The openvocs architecture is a traditional client server architecture using two types of transmission protocols, one for signaling events, the other one for media distribution. The 2 types of protocols are reflected within the server architecture, which is using a HTTPs server and a Media Relay Server.
The network itself is undefined and may be routed or a flat VLAN based network. Both scenarios needs to be supported.
Signaling and Media protocol are the core definition of openvocs. These protocols transmit events and media between client and server.
To allow lightweight and simple client instances the following prerequisites are set. Openvocs performs media mixing within the backend and provides the individual mixed media stream over one media connection to each client. This allows to reuse common VoIP technologies for media distribution. In addition it supports a simple interface for client applications and therewith a wide range of potential client implementations.
Defining the protocols between Client and Server backend is enough to allow different vendors to implement different client as well as server instances. Our goal is a minimal definition of the environment to allow maximum flexibility in actual implementations.
Signaling messages are transmitted as JSON over websockets. Signaling is alligend to the events a user may initiate at the client. The subset of events is defined within the openvocs API description. Media messages are transmitted via DTLS-SRTP a secure industrie wide used standard for audio transmission.
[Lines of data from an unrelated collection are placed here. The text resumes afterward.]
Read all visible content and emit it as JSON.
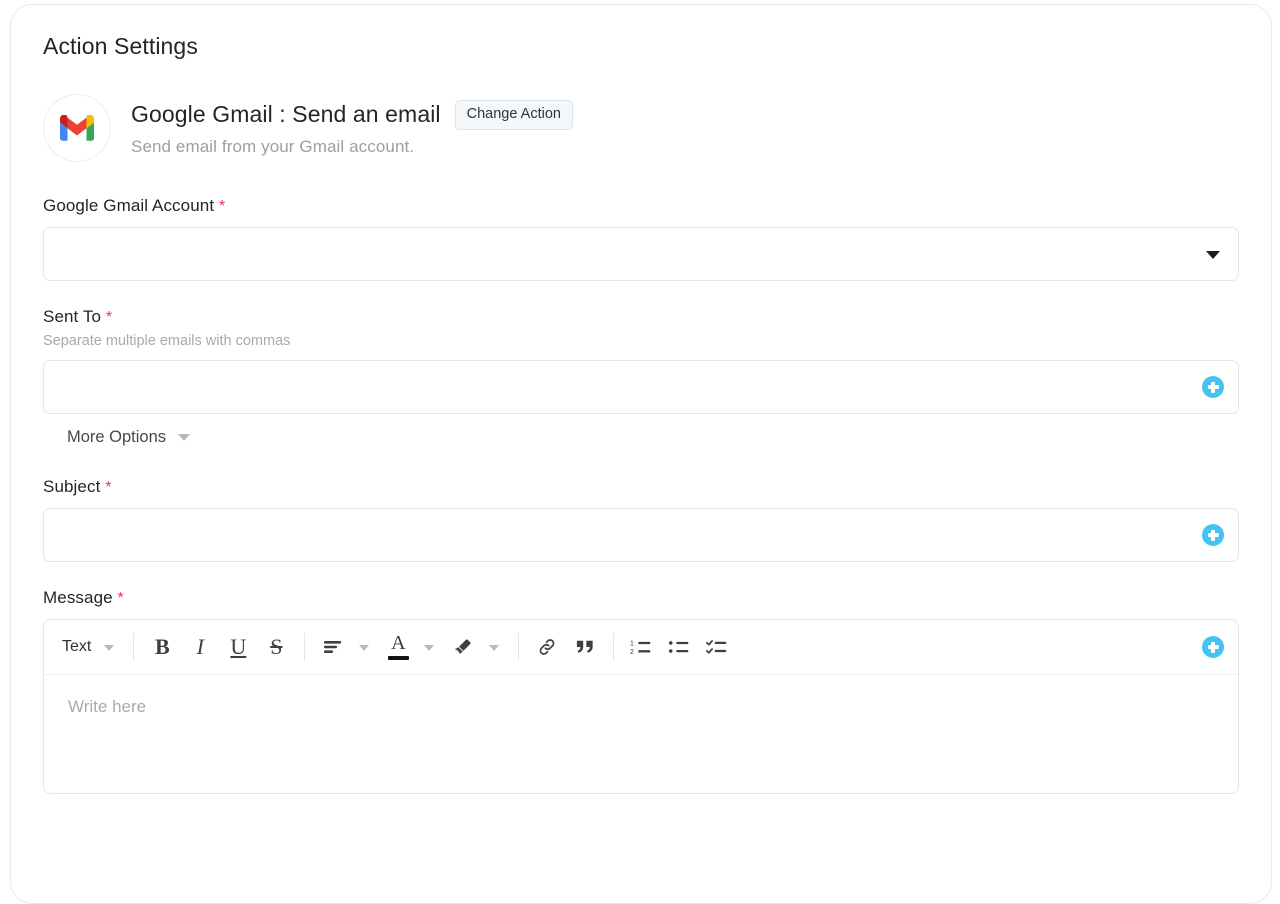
{
  "page": {
    "title": "Action Settings"
  },
  "action": {
    "icon": "gmail-logo-icon",
    "title": "Google Gmail : Send an email",
    "description": "Send email from your Gmail account.",
    "change_action_label": "Change Action"
  },
  "fields": {
    "account": {
      "label": "Google Gmail Account",
      "required_marker": "*",
      "value": "",
      "placeholder": ""
    },
    "sent_to": {
      "label": "Sent To",
      "required_marker": "*",
      "hint": "Separate multiple emails with commas",
      "value": "",
      "placeholder": "",
      "more_options_label": "More Options"
    },
    "subject": {
      "label": "Subject",
      "required_marker": "*",
      "value": "",
      "placeholder": ""
    },
    "message": {
      "label": "Message",
      "required_marker": "*",
      "placeholder": "Write here",
      "value": ""
    }
  },
  "toolbar": {
    "style_label": "Text",
    "bold": "B",
    "italic": "I",
    "underline": "U",
    "strikethrough": "S",
    "text_color_letter": "A",
    "quote_glyph": "“"
  },
  "colors": {
    "accent_plus": "#45c2ef",
    "required_red": "#e8384f",
    "button_bg": "#f4f8fb",
    "button_border": "#d6e7f3",
    "border": "#e4e6e8",
    "text": "#22262a",
    "muted": "#9aa0a6"
  }
}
Definition of Client Server interaction is the core of the openvocs protocol. It allows an open connectivity for different kind of client implementations, with an open system definition, allowing different kind of system implementations. Our definition allows both an open connectivity with an open system design. Nonetheless this kind of definition in not enough to build a VoCS system, therefore we implemented a reference system with a lot more detail definition for the systems.
Reference Architecture
To build the most lightweigth client possible, openvocs uses an HTML5, CSS, JavaScript based webclient with WebRTC based media distribution.
Our reference implementation focuses on the most high level implemention to build a VoCS system. The client is virtual it instantiates within the webbrowser. A client is always upto date, as it is basically a website, which is loaded from a HTTPs server.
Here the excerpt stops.